= Salford Jets =

Salford Jets are a British rock band that first formed in 1976 and performed until the early 1980s. The band re-formed in 2002.

==Biography==
The band originally included Mike Sweeney, later of Piccadilly Radio and its later incarnations, breakfast DJ at Real Radio XS, Capital Gold and now morning presenter at BBC Radio Manchester. The other band members were Diccon Hubbard (bass), Rod Gerrard (guitar), Don Mac (guitar), Dave Morris (drums), Geoff Kerry (keyboards) and Johnny Sax. It was this line-up that would back Wayne Fontana and The Mindbenders for a short period.

The band had a Monday night residency on the "Top Road" in Pendlebury Swinton at The Duke of Wellington from '79-80.They had a hit single in 1980 called "Who You Looking At?" on RCA Records, which reached number 72 in the UK Singles Chart. This was their only song to make the Top 75, although "Gina (I've Got A Cortina)" made No 90 and "She's Gonna Break Your Heart" No 80. "Who You Looking At?" was re-released in aid of the Men Matter Appeal for the Christie Hospital.
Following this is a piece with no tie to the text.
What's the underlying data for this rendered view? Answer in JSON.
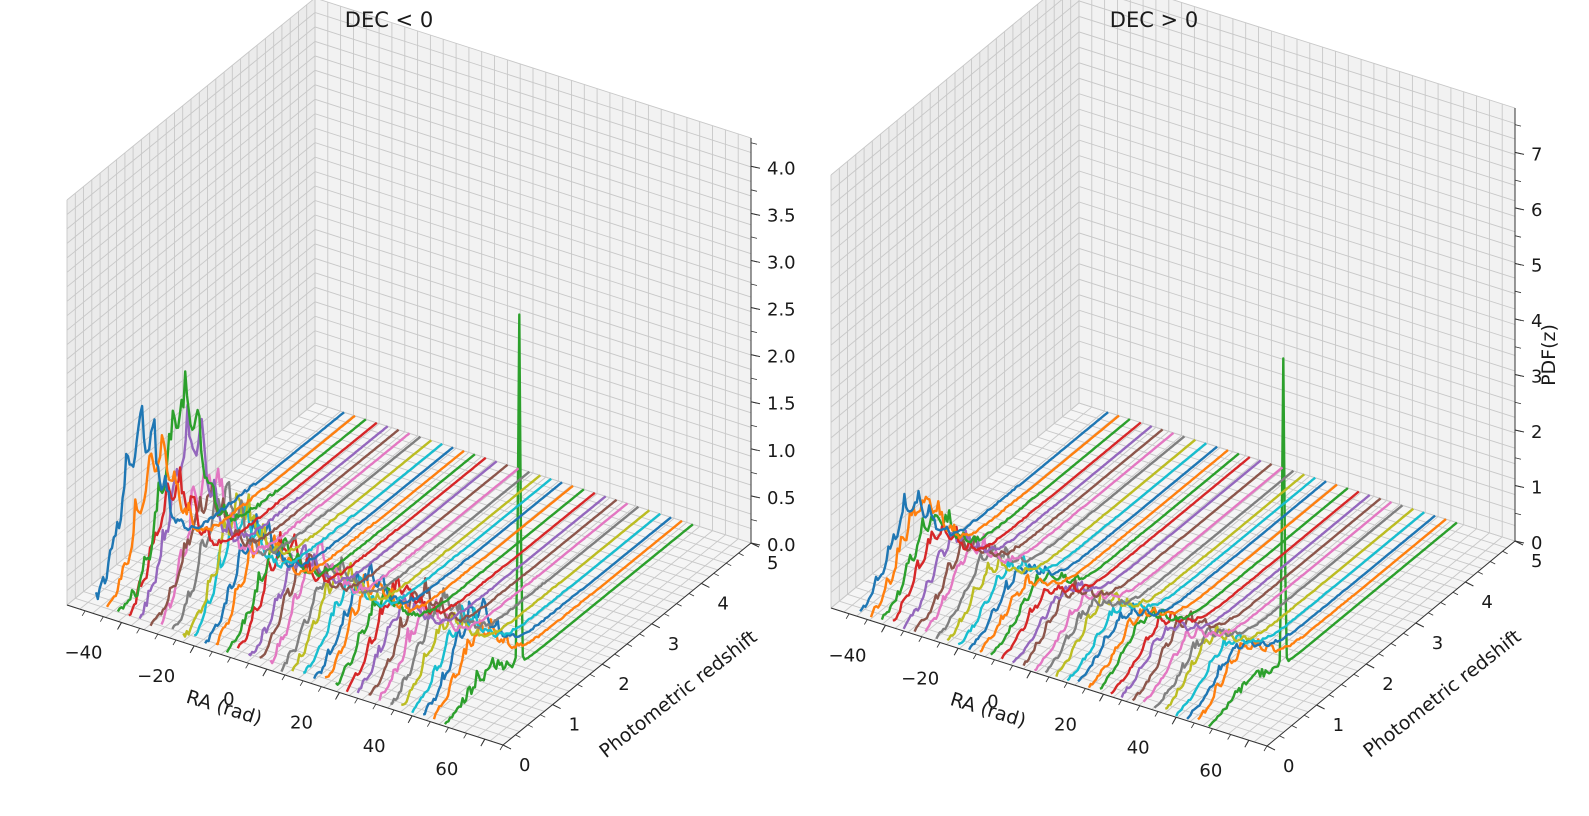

The compilation CD, The Manchester Boys, was released on Castle Records in 2006. The band did BBC Radio One sessions for Peter Powell, David Jensen and Mike Read, and appeared on the national TV programmes Lift Off, Get It Together and Fun Factory.

Since reforming in late 2002, they have gigged intermittently mostly in the North of England. The current members are Mike Sweeney, Bryn Williams, Andy Ashcroft, Carla Lewis and Phill Orme.